Stevo looked up at him and the hopeful faces of the other Marines, too. Looking around, it only took a few moments to realize that there were more than a dozen men here, closer to twenty by a quick count. He sighed deeply. "I didn't."

It took a few seconds. "You're with the rebels?!?" More than one rifle was raised in his direction. Even Ryan was looking at him incredulously. "After what they did to us?!?"

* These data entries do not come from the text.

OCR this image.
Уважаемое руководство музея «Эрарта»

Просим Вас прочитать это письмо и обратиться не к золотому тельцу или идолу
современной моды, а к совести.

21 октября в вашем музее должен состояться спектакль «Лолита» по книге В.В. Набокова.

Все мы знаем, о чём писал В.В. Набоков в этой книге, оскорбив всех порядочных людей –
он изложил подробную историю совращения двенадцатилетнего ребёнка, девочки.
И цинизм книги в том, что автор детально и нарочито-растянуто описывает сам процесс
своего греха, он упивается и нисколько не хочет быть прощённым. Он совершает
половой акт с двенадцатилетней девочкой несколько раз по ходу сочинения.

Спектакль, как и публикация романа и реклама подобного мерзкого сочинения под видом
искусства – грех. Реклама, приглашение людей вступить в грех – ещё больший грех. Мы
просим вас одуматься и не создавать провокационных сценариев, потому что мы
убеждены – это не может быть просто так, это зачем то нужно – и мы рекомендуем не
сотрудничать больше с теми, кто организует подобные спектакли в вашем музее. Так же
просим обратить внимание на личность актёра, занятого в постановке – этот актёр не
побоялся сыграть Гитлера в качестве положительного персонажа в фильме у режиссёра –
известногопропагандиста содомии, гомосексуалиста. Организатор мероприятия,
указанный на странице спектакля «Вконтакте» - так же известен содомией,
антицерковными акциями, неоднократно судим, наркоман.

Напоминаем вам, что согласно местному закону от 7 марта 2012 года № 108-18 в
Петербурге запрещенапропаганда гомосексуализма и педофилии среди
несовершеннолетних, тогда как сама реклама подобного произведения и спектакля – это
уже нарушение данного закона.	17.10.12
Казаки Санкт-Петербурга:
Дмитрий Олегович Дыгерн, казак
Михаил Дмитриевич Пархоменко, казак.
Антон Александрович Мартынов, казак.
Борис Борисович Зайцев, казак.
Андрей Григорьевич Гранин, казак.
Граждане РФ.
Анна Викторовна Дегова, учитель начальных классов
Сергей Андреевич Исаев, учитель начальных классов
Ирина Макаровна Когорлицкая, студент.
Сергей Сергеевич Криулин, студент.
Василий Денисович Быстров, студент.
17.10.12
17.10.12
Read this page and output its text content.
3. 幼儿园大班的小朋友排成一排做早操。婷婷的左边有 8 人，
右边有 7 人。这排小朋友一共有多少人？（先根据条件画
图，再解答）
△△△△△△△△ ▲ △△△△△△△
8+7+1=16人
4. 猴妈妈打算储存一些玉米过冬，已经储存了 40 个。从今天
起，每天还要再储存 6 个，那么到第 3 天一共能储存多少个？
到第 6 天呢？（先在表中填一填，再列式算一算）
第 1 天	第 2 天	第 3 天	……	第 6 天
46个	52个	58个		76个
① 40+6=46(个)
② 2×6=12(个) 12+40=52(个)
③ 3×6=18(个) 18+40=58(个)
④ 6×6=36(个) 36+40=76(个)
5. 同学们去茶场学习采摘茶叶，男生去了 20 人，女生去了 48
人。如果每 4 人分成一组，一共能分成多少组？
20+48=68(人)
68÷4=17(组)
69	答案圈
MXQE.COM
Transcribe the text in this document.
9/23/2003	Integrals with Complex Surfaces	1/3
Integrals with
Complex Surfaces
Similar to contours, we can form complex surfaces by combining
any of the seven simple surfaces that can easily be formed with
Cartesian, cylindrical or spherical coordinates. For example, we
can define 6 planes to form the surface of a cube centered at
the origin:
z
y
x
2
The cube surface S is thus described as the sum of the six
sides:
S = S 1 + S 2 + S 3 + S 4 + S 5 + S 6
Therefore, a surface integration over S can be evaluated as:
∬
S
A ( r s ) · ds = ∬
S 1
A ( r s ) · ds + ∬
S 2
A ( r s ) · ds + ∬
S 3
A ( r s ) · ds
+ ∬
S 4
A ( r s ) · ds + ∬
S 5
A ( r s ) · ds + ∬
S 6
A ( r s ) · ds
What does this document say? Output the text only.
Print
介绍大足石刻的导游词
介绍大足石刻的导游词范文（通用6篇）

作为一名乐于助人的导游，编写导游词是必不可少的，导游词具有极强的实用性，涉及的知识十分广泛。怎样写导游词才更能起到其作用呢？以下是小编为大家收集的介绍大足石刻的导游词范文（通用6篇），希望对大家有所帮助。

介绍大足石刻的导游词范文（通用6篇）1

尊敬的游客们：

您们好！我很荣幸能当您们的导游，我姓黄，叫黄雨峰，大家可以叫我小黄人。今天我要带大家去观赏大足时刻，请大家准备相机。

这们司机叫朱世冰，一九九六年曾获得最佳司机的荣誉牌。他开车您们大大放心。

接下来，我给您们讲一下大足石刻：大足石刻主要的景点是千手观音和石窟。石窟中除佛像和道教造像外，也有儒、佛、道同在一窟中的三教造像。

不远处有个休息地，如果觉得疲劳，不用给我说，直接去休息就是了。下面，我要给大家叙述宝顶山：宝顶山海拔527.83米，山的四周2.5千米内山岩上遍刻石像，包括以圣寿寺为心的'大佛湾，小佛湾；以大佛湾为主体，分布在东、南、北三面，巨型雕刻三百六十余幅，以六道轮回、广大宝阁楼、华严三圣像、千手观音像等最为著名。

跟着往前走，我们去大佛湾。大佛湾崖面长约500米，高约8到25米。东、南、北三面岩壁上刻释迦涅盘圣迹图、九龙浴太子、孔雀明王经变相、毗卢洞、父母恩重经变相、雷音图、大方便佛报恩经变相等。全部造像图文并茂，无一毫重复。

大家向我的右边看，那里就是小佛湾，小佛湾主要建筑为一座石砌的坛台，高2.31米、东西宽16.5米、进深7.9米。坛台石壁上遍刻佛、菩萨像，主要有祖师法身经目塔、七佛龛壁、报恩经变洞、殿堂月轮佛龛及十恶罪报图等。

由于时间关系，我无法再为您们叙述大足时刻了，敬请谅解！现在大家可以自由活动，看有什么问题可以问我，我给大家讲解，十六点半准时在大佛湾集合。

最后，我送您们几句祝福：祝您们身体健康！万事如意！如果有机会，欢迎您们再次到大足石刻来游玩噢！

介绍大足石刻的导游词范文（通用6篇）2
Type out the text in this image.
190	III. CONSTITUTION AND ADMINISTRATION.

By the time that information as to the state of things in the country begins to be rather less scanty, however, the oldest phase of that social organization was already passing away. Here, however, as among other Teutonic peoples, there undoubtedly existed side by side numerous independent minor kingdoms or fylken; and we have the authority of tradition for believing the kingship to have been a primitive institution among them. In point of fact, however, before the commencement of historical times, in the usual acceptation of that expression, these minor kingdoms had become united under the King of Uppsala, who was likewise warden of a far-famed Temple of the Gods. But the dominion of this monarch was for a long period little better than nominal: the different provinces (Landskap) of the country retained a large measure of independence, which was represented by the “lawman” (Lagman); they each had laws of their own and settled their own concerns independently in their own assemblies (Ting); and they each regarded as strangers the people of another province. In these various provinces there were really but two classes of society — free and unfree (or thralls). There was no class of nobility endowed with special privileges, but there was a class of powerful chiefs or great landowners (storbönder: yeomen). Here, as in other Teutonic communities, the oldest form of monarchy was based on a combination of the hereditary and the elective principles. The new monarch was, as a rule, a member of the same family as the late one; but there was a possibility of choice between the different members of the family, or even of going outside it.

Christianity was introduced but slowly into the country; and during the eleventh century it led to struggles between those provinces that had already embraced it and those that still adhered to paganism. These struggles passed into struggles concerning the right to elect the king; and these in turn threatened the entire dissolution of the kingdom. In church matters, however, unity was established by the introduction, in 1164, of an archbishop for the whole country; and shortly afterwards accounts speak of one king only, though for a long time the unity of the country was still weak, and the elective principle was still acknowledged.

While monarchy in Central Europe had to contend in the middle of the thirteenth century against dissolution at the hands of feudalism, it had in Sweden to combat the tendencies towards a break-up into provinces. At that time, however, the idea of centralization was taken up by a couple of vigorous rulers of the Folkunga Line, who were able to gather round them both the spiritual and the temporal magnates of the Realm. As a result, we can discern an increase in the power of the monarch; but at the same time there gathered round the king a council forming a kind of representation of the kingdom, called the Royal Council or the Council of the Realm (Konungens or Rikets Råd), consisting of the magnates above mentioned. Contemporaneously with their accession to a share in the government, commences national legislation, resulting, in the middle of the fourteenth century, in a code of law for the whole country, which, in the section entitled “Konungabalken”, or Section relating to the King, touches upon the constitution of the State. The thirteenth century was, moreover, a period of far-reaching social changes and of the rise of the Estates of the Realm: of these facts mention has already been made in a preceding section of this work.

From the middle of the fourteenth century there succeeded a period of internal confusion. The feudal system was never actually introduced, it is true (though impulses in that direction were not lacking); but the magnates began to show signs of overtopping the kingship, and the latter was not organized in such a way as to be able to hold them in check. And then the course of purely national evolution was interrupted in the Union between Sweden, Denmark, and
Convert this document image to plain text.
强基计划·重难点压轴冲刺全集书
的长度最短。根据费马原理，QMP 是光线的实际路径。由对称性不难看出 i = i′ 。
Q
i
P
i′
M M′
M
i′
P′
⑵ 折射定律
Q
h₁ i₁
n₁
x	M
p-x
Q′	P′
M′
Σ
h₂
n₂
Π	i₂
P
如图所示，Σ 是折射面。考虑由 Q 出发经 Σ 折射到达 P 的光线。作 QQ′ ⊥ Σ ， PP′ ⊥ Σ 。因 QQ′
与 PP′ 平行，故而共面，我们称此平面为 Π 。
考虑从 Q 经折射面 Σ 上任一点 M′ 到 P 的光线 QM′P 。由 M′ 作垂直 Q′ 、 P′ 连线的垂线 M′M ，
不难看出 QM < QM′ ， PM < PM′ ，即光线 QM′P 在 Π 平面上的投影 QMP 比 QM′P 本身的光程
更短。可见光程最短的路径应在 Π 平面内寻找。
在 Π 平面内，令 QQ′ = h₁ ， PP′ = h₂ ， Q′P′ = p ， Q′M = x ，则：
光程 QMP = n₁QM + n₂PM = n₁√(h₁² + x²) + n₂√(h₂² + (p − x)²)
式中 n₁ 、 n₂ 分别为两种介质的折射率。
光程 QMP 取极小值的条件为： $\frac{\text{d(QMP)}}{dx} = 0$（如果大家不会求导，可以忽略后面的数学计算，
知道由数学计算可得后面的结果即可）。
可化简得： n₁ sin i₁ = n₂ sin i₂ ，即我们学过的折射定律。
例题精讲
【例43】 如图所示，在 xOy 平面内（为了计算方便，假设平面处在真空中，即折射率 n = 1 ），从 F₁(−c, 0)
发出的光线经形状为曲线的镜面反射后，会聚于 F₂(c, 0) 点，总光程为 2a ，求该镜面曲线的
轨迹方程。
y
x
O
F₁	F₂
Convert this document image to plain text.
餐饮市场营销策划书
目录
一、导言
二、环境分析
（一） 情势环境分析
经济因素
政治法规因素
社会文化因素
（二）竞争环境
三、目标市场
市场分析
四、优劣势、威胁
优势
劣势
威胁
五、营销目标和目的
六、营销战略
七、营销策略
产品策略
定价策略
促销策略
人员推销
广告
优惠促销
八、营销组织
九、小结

"Apparently so," he murmured. "We need to talk; there are things you need to know."

********

Bethany. 2

Modern medicine was a marvelous thing, especially when it came to the wonders of contraception. Young Tony had given her what she needed; he had been inexperienced, he had been clumsy, and he would have struggled to find her clit with a map and a tour guide, but what he lacked in know-how, he more than made up for in youthful enthusiasm, willingness to learn and stamina. Holy shit, so much fucking stamina. Four loads he had fucked into her... Four!... She hadn't had a guy last more than twice since she was a teenager, and every single one of those loads had been drained into her more than willing core. There was something about that feeling that just did things for her, and not having to worry about STDs or unwanted mini-Bethanys meant she could indulge whenever the opportunity arose. She could still feel that fullness now, his deposits still inside her. The dull throbbing ache in her nethers, the satisfying burn in her muscles after they had been pushed into positions she had only ever imagined, and the warm glow that only came with a good, satisfying fuck. Bethany had been with guys who knew what they were doing; she'd had some good sex in her time - more than her fair share of disappointments, but there were a few highlights in there, too - but the patience of showing the young border guard what to do and where the important spots were had more than paid off.